Она резко развернулась, но, кроме Тома, никого не было.

Музыка - перед уходом он поставил диск - была достаточно громкой, чтобы заглушить и его приближающиеся шаги, и предательский скрип сетчатой двери. О том, что муж вернулся, Карен узнавала либо по его тени на стене, либо по первому удару хлыста. Слышать она ничего не слышала.
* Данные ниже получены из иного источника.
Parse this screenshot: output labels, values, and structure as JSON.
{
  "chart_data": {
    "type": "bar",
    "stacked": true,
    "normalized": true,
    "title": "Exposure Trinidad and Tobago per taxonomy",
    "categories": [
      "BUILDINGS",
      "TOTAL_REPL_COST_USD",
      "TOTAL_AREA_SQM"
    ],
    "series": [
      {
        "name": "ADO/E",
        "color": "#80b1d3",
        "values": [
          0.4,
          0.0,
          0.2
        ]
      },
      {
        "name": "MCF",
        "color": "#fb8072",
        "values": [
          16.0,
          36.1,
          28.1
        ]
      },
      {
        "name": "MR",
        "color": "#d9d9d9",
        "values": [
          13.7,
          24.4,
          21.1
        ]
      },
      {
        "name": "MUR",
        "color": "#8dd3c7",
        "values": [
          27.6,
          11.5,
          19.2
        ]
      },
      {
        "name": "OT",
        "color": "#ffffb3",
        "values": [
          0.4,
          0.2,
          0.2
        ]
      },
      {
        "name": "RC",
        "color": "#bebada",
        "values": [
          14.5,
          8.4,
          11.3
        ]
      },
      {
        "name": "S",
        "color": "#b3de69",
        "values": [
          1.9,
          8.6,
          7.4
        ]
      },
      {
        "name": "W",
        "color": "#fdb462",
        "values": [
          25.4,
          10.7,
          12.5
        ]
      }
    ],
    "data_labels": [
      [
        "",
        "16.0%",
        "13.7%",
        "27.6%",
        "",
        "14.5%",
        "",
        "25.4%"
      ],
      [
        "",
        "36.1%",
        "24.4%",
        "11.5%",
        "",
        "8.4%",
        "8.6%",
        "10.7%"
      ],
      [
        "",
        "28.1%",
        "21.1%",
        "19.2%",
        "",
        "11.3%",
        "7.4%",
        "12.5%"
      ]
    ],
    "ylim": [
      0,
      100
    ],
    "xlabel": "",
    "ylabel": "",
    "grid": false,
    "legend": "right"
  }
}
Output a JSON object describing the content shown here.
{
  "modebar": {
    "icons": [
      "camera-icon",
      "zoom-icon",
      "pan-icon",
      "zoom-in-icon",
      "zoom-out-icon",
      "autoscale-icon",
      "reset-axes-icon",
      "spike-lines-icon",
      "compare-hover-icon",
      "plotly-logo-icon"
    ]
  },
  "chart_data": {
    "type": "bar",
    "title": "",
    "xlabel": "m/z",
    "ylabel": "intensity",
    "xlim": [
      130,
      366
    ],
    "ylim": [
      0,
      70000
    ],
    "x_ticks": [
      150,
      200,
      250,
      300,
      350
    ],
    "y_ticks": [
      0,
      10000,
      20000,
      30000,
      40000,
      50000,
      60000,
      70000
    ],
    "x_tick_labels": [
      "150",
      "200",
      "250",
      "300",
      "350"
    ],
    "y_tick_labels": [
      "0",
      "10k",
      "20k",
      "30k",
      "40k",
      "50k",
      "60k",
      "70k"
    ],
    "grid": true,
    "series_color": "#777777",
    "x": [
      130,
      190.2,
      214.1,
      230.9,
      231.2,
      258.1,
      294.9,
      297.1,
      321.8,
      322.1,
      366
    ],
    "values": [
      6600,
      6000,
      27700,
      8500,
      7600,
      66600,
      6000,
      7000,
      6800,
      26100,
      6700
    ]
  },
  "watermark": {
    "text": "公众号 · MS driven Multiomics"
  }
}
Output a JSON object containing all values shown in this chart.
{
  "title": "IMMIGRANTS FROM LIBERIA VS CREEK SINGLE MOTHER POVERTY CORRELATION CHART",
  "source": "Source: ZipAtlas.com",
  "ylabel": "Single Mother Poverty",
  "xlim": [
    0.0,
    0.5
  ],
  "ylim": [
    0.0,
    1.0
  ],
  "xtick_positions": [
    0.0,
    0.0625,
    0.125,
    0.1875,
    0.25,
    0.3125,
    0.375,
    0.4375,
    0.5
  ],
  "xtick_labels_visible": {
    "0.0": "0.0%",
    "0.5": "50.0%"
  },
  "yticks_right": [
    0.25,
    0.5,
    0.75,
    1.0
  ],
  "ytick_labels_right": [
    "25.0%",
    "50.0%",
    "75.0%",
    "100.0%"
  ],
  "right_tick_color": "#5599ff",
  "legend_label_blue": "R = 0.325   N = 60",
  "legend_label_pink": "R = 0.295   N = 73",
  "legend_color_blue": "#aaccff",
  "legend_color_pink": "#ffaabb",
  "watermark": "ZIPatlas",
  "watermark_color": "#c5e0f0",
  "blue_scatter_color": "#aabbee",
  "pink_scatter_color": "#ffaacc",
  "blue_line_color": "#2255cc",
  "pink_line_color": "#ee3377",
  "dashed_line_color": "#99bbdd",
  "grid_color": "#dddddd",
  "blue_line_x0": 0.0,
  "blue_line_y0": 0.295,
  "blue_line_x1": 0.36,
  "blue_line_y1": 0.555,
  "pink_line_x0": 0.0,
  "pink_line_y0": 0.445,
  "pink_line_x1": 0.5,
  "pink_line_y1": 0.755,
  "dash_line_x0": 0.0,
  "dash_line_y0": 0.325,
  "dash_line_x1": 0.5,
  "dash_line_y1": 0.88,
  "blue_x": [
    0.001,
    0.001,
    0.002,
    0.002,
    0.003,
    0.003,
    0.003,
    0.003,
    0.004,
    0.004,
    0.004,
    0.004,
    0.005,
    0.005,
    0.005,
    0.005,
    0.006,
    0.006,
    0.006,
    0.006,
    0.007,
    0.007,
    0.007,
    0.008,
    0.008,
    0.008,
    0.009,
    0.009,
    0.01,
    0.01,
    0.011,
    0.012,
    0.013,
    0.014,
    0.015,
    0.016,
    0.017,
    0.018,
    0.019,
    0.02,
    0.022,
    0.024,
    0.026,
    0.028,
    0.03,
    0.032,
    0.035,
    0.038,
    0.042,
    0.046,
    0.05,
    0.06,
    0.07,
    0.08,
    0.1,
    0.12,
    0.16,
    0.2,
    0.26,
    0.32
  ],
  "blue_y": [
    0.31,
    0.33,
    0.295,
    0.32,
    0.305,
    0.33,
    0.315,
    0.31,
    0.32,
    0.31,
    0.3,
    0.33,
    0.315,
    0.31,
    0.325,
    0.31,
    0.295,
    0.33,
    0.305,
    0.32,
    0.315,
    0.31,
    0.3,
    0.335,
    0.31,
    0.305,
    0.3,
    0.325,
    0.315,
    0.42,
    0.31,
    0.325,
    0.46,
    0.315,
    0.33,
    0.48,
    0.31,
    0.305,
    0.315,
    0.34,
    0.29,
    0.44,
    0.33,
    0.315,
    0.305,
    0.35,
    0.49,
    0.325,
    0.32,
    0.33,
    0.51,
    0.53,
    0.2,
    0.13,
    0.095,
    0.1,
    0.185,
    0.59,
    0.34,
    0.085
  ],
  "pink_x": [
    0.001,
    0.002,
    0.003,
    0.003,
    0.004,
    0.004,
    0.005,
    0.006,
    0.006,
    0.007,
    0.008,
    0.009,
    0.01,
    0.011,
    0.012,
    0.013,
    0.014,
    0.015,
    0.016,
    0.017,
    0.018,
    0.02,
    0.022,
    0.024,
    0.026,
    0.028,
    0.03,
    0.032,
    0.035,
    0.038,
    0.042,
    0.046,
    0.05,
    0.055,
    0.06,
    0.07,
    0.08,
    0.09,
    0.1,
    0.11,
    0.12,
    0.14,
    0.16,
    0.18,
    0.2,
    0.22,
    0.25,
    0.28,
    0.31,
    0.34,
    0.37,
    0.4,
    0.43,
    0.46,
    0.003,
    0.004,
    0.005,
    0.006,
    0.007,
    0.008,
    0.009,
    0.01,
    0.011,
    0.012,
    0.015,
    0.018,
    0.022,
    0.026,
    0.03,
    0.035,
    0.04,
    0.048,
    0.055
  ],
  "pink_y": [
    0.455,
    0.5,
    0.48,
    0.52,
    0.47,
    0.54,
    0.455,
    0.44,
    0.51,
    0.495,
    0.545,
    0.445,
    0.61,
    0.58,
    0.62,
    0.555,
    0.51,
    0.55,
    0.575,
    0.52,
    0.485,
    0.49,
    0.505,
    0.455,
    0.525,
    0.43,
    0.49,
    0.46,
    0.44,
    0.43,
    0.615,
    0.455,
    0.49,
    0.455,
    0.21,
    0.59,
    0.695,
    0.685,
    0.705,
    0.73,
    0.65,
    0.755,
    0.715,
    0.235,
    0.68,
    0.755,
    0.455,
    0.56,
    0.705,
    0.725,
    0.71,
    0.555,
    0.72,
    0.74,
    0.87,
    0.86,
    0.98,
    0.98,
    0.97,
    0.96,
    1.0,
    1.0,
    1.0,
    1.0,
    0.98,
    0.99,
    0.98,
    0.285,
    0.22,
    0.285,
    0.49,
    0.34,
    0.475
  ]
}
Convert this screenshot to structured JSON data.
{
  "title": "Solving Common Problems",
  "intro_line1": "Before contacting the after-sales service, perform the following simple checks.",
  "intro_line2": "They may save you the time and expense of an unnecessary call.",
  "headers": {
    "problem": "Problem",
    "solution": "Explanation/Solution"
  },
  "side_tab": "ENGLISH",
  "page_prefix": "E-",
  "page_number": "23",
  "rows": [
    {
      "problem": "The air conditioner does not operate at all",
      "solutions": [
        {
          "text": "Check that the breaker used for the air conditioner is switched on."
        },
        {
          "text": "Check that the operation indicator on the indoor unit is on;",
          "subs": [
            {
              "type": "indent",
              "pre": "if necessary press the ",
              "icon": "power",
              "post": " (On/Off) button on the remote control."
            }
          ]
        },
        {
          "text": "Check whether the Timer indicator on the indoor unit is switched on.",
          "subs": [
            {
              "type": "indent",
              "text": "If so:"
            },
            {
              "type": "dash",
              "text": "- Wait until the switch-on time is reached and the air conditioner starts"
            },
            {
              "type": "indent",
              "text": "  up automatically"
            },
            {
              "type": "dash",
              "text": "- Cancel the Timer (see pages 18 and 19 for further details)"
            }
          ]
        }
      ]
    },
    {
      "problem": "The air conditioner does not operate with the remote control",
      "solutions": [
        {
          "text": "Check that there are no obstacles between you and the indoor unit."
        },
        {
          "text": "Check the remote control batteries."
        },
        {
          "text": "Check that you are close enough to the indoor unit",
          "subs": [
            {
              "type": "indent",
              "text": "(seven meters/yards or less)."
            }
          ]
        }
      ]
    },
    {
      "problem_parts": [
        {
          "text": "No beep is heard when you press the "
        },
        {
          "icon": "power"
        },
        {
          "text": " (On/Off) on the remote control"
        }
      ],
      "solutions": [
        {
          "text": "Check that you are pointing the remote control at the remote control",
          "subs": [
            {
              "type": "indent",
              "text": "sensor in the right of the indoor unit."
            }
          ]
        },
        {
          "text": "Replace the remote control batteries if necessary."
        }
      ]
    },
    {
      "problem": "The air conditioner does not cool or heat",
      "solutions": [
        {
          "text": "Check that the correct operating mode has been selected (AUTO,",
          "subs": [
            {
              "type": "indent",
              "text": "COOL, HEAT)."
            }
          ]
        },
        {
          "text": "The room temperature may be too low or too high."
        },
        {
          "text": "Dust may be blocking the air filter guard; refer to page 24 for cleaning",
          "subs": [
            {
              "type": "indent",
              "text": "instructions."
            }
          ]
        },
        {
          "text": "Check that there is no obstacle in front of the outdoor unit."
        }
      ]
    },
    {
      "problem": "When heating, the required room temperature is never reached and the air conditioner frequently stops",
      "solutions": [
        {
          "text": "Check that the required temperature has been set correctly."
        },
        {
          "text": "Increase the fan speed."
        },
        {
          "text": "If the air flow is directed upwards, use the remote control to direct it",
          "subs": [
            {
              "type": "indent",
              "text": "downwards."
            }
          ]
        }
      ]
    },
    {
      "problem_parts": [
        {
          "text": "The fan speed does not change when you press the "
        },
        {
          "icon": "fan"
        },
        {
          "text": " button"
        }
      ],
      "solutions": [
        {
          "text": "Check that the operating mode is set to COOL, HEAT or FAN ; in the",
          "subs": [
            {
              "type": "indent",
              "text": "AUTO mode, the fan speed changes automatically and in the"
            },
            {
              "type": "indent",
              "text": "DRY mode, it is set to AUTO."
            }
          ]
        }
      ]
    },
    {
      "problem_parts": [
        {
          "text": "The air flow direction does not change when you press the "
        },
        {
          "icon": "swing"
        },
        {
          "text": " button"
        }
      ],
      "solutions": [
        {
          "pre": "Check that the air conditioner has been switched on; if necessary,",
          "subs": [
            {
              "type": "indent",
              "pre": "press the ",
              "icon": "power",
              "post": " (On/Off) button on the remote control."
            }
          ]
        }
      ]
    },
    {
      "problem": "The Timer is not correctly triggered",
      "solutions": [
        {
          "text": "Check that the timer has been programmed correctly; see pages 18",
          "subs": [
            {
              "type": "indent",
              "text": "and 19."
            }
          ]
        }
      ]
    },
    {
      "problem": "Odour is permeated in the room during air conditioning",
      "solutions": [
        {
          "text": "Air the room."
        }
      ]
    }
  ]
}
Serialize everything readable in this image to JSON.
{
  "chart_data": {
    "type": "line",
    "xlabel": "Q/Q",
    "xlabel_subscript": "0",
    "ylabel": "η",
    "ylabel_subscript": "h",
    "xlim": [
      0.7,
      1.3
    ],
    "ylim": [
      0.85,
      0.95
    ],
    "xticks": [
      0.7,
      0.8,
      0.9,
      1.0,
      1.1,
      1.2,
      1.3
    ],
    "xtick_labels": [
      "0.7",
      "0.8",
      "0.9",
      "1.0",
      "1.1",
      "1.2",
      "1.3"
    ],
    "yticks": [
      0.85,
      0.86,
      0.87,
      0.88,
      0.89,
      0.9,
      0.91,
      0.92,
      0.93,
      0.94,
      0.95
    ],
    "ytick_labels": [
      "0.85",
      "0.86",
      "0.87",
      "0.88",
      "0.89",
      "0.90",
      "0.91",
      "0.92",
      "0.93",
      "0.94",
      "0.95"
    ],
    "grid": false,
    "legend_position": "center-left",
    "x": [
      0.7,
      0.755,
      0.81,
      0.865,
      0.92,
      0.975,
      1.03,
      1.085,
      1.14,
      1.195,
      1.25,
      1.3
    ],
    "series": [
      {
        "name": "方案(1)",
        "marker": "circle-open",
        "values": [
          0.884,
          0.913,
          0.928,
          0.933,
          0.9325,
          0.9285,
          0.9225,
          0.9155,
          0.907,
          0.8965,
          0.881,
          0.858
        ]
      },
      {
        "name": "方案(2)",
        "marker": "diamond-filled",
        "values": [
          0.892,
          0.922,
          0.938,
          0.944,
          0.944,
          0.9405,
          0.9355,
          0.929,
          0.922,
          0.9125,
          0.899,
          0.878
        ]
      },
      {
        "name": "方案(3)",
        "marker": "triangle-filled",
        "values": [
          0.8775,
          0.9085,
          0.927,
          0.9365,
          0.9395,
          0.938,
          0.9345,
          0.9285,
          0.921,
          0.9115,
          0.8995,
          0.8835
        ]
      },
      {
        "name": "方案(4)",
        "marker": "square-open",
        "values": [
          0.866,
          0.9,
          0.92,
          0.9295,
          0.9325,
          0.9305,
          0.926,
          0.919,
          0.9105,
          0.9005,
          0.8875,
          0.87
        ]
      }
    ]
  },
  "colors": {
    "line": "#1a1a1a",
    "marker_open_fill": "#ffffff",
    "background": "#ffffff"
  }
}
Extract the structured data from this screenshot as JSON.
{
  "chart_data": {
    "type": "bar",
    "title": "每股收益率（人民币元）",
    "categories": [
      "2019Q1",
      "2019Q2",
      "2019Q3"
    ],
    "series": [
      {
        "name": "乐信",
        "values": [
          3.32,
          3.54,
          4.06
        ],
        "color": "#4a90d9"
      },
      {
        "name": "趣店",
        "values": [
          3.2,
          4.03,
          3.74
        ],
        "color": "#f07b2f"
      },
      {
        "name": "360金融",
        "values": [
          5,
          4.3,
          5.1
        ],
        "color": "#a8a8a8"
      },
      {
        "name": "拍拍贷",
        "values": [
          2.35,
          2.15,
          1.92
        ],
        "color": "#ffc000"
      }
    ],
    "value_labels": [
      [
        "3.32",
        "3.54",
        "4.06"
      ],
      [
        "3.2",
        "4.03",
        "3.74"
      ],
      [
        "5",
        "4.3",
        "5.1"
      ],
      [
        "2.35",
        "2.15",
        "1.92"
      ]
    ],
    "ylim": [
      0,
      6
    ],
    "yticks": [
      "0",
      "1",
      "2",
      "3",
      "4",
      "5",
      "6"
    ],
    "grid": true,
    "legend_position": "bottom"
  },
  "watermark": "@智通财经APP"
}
Маска, которую он выбрал для нее на этот раз, была тесная. Карен приходилось дышать ртом, прижатым к маленькому отверстию в перьях под клювом чудовища. Пот ручьями струился по скулам и, поскольку голова у нее была запрокинута назад, затекал в уши. Сквозь слишком широко расставленные щелки для глаз ей была видна лишь верхняя часть согнутых в коленях ног и веревка между ними, темной стрелкой раздваивающаяся на лобке. Одной веревкой Том связал ей ноги в лодыжках и еще раз - под самыми коленями, потом обмотал ее над и под грудью, а вторую завязал вокруг талии, пропустив между ног и укрепив на запястьях, потом связал руки с ногами "калачиком", чтобы она не могла пошевельнуться - "как у утки в желудке", по его выражению, - и отправил ее на небеса. Ей было видно железное кольцо в потолке, на котором когда-то крепилась люстра, а теперь висела она, раскачиваясь над кроватью в непотребной позе: вверх тормашками, с раскоряченным голым задом.

Потом он вышел на балкон, бросив ее одну.

Поскольку обычную мольбу можно было истолковать превратно, Том ввел спасительное слово "Домой!", которое Карен могла употребить, если ситуация выходила из-под контроля или по какой-либо причине ей надо было его остановить.

Впрочем, Том не всегда играл по правилам.

Ей еще ни разу не доводилось использовать это слово, но ее успокаивало сознание того, что такое слово есть. Домой!

Поначалу, когда Том ее "объезжал", когда боялся, что она еще может взбрыкнуть, он проявлял осторожность. Нельзя сказать, что Карен была шокирована, узнав о вышеописанных пристрастиях мужа. Они казались вполне невинными, к тому же ее заинтриговывал контраст между холеным, сдержанным, здравомыслящим мужчиной, каким Том представал перед миром, и этой другой стороной его натуры. Его игры не подразумевали причинения серьезной физической боли. Как-то он признался ей, что не находит удовольствия в том, чтобы идти на поводу у своих страстей, что искусство любви требует дисциплины, что его кредо - сдержанность во всем. Но со временем его потребность муштровать и контролировать жену - всегда для ее же блага - переросла в нечто такое, над чем он, как ей казалось, все больше и больше терял контроль. Особенно после того, как она забеременела Недом.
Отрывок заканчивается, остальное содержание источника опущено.